Overview
Researchers at a leading NIH institute were generating increasingly complex scientific datasets, and the need for a modern, optimized data infrastructure became a key priority to support their cutting-edge research. Scientific data was distributed across various Network Attached Storage (NAS) systems, external hard drives, and instrument control computers without network access. There was no centralized storage platform, limited ability to share large datasets with collaborators, and no consistent strategy for moving data from instruments to analysis environments.
BioTeam partnered with both scientific and IT stakeholders to design and implement an end-to-end scientific data infrastructure. This included centralized high-performance storage, Science DMZ networking, instrument connectivity, HPC integration, and secure external data sharing capabilities. The new environment enables research data to move efficiently from generation to analysis, allowing scientists to focus on research rather than data logistics.
Impact Summary
- Core instruments now transfer data directly to centralized scientific storage over the network, eliminating reliance on portable drives.
- Researchers can securely share and receive large datasets with external collaborators directly from the storage platform.
- High-throughput network connectivity established for major instruments and analysis workstations.
- Monthly storage dashboards provide visibility into data usage across laboratories and projects.
- Reduction in lab-managed storage vendors and removable media purchases, simplifying IT operations and reducing security risk.
- Centralized backup and archiving capabilities relieve researchers from managing their own data protection workflows.
Challenge
The institute lacked a centralized, scalable storage environment designed for scientific data. Valuable datasets accumulated across fragmented storage locations, including segregated NAS systems, portable drives, optical media, and instrument-local storage. Leadership had limited visibility into data growth, location, and protection status.
Instrument connectivity constraints required researchers to physically move data between systems, creating delays and increasing the risk of data loss or security exposure. Collaboration with external partners was often slow and difficult due to the lack of secure, high-performance data-sharing mechanisms. Access to high-performance computing resources was similarly constrained by inefficient data transfer solutions.
Prior infrastructure proposals focused primarily on enterprise storage for office documents rather than on large-capacity, high-performance storage necessary for research workflows. The institute required a comprehensive scientific data strategy aligned with how researchers generate, analyze, and share data.
Approach
BioTeam began with structured discovery sessions involving individual research groups to understand existing data workflows, bottlenecks, and unmet needs. Parallel engagement with IT leadership clarified the current technology landscape, operational constraints, and long-term strategic priorities. This dual engagement model enabled alignment between scientific requirements and institutional IT and security standards.
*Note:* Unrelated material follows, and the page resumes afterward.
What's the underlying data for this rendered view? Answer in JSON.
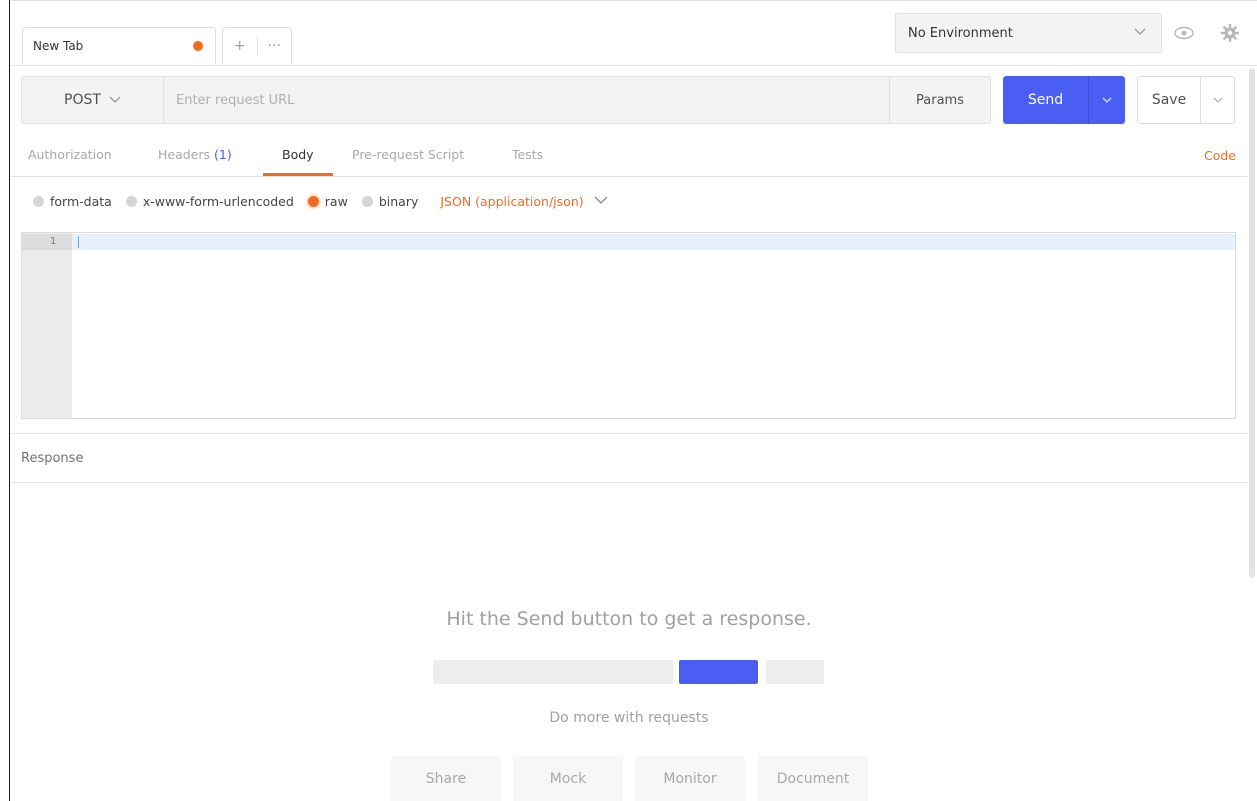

Based on these findings, BioTeam designed and validated a comprehensive solution before implementation. Key elements included:
- Centralized Scientific Data Storage
BioTeam conducted a proof-of-concept evaluation of multiple storage platforms, incorporating feedback from both researchers and IT stakeholders. The selected solution provides high-performance all-flash storage with multi-protocol access (SMB, NFS, and HTTPS) and supports future scaling as data volumes grow. - Network and Instrument Connectivity
High-bandwidth connections were established between core instruments, analysis workstations, and the centralized storage environment. BioTeam worked closely with institutional networking teams to implement a Science DMZ architecture supporting efficient, high-throughput data movement. - HPC Integration
Resilient data transfer pathways were created between scientific storage and the institutional HPC environment. Researchers can now move datasets into computational workflows without manual intervention or workflow disruption. - External Collaboration and Data Sharing
Secure data-sharing capabilities were implemented using Globus, enabling the compliant exchange of large datasets with external collaborators. Legacy data lake resources were migrated to the new environment to maintain continuity. - Data Management Supporting Services
BioTeam deployed centralized backup and archiving infrastructure, including simple user-driven workflows that move data to cloud archiving storage tiers. Permissions management, usage dashboards, and automated monthly reporting were implemented to improve operational visibility.
Outcomes
Researchers now generate data directly into a centralized scientific storage environment accessible across laboratories and analysis platforms. Dependence on removable media and fragmented storage solutions has been significantly reduced, simplifying IT management and strengthening data governance.
Archiving workflows allow researchers to manage older datasets independently while maintaining rapid restore capabilities. Automated reporting provides both researchers and leadership with consistent insight into storage utilization and growth trends.
Secure, self-service data sharing has streamlined collaboration with external partners. Most importantly, the time required to move data from acquisition to analysis has decreased substantially. By removing infrastructure friction from daily workflows, the institute has enabled scientists to focus more fully on research productivity and scientific discovery.